First, it confused him. Then it annoyed him. She sensed his irritation.
“No, no, not in my bed,” she muttered. “Why are you on the mission? Why did you join UNOP?”
Onca sighed. He should have slipped out as soon as he woke up.
“Don’t try to back out of this now,” she said. “Be honest with me.”
“It’s early for a heart to heart, isn’t it?”
“Is that what this is?” She stretched her arms over her head, arching her back. “Besides, it’s late, not early.”
“Wouldn’t you rather go for a run instead?”
“After.”
“It’s not a simple answer.”
“Should it not be? Why are you here? What would drive you to do all this and keep doing it? Drive you all this way away from home?”
“Duty.”
She made a small sound. “Duty to what?”
Onca sighed, threw up an arm. “To my country.”
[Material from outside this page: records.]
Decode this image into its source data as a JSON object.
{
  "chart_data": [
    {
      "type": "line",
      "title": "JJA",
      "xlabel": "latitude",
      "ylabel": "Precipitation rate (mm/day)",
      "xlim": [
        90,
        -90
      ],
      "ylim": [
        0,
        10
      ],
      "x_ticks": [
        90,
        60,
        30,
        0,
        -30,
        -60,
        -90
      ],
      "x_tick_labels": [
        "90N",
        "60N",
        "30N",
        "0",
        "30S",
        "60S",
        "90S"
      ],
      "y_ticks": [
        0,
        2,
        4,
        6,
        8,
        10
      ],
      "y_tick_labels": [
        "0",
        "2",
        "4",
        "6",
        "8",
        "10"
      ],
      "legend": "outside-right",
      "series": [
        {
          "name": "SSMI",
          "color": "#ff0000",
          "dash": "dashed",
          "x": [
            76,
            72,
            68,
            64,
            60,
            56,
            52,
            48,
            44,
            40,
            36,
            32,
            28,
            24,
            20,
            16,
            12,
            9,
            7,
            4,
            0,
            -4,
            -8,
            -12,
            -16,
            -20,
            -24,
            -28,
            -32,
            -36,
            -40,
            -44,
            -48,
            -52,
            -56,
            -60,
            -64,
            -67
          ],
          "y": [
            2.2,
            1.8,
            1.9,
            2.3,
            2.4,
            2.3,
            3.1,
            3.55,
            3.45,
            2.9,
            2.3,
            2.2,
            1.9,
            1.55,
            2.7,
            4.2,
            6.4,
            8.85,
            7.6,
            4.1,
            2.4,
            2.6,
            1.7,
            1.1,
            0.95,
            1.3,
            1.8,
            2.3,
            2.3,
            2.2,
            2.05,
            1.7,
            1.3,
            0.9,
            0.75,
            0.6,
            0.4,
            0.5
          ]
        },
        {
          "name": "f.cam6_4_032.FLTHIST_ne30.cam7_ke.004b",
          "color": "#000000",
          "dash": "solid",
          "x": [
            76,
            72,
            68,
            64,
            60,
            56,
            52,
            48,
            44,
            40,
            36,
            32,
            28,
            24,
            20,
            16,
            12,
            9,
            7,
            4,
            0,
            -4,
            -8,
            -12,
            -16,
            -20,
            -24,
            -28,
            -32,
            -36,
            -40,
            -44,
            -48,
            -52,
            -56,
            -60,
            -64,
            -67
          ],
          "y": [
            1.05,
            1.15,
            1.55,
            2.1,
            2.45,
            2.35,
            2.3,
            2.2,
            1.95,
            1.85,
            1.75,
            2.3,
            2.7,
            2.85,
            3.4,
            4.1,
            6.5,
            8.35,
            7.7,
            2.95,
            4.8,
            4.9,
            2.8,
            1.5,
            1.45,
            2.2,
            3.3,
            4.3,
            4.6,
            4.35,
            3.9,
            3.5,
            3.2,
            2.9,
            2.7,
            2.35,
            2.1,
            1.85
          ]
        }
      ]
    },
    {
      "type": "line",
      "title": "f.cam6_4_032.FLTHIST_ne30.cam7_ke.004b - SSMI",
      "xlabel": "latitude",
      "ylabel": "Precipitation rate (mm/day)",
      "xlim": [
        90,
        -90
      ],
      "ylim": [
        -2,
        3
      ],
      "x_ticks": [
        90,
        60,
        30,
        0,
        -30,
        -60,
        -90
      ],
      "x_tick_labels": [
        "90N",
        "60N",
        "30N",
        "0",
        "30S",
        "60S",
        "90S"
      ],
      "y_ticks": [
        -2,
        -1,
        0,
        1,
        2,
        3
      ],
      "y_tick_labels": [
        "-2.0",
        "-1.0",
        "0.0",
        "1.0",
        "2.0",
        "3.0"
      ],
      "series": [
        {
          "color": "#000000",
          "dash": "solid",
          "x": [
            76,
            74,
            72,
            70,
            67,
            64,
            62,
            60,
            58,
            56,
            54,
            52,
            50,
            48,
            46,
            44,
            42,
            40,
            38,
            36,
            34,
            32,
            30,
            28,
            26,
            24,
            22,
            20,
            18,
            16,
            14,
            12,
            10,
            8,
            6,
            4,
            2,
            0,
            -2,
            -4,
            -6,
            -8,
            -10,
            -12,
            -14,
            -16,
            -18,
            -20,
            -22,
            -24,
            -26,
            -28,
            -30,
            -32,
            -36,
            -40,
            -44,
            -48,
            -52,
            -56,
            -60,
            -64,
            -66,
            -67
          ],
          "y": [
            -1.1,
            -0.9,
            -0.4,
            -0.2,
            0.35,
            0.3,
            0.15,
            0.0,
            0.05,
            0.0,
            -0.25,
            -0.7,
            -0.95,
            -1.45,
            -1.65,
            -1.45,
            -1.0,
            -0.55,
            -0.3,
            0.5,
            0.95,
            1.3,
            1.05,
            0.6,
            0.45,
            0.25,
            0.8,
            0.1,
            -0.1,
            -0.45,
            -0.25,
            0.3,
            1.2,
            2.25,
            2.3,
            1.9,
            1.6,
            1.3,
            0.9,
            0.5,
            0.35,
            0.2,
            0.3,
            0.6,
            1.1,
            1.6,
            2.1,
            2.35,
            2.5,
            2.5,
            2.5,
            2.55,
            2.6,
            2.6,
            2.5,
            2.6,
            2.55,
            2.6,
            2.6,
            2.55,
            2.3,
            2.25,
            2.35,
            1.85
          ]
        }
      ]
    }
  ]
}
They lay side by side, looking up at the low ceiling.
“It’s an easy answer,” she said. “It’s the answer I always use myself when I am asked. Everyone accepts it. Especially our superiors in the military and in the civilian governments. Of course they do. They are completely entangled with the concept of the nation state and their own one in particular. But duty to a country?” She waved a hand in the air above them. “The concept breaks down when you closely examine it. What exactly about the country are you being dutiful to? The individual leaders? The government? The system of government?”